Но пойти в увольнение мне не довелось. Умрихин, оправившись от пережитого потрясения, назначил меня в наряд.

А в следующие выходные наша лётная группа заканчивала полёты.

Иван Чигорин принёс записку от Дины: «Я ждала, а ты не пришёл. Но был Элвис, и мы долго говорили о тебе. Ждём вас к нам на праздничный бал».

Собираясь на вечер в педучилище, я купил альбом, вклеил в него открытки с видами Байкала и Иркутска. И под каждой написал стихи. Пусть Динка знает: хорошие места бывают не только на Севере.

Вечером зашёл в каптёрку, захотелось проверить, как Тимка отнесётся к моей затее. Он сидел за столом и вёл запись желающих попасть в полярную авиацию.
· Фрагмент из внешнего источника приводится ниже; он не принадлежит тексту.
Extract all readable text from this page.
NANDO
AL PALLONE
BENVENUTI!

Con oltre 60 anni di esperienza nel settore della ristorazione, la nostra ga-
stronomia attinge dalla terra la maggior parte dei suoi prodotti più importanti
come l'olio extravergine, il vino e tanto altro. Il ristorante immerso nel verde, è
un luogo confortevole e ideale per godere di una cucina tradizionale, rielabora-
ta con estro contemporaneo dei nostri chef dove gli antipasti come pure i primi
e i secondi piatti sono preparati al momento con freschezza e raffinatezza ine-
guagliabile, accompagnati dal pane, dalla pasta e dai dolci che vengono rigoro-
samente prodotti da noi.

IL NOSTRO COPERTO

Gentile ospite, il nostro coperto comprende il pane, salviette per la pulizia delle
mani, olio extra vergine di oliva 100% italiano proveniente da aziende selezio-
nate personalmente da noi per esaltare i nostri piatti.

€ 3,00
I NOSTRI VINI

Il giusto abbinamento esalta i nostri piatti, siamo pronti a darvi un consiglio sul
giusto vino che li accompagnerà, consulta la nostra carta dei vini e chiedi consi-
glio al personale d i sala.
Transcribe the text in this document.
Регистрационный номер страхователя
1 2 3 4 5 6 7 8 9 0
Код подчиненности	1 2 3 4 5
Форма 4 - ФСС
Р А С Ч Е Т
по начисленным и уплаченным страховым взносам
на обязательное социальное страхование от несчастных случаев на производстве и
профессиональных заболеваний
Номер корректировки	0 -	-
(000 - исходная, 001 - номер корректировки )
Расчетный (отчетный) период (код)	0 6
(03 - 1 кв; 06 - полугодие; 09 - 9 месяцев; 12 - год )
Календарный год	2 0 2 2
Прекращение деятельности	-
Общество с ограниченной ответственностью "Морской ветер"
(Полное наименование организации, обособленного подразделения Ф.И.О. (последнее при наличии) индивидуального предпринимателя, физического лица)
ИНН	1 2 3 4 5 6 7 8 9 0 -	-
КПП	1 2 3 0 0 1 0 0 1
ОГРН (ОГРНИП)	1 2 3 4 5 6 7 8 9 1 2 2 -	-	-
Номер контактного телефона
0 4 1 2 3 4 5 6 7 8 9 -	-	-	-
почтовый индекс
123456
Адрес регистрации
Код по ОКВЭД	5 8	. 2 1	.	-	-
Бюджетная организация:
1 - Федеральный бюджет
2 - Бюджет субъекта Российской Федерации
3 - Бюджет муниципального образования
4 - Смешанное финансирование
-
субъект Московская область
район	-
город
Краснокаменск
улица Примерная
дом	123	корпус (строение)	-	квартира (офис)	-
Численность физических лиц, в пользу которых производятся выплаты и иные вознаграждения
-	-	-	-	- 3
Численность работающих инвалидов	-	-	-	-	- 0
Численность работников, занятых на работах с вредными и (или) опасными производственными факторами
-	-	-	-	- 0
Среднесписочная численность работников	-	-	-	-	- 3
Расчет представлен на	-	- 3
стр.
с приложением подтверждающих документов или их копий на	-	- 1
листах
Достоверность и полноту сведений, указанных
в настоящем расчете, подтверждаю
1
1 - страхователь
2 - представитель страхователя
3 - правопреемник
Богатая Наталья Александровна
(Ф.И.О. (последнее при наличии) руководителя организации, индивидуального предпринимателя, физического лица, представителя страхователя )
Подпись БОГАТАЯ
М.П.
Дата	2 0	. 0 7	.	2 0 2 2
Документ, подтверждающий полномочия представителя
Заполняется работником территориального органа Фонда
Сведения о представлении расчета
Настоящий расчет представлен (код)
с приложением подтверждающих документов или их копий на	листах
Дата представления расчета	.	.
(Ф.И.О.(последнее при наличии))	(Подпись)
Говорили, Шмыгину пришёл вызов из Колымских Крестов, и он начал подбирать команду. Попасть туда мечтали многие. У северных лётчиков были бешеные заработки и особый престиж. Первым в списке оказался Антон Умрихин. Но я почему-то подумал: для Тимки это очередной повод, чтобы разыграть людей.

— Молодец, здорово придумал, — посмотрев открытки, вялым голосом сказал он. — Ей должно понравиться.

Я обиделся: тоже мне друг называется. Вроде бы похвалил, но после его слов мне захотелось вышвырнуть альбом на улицу.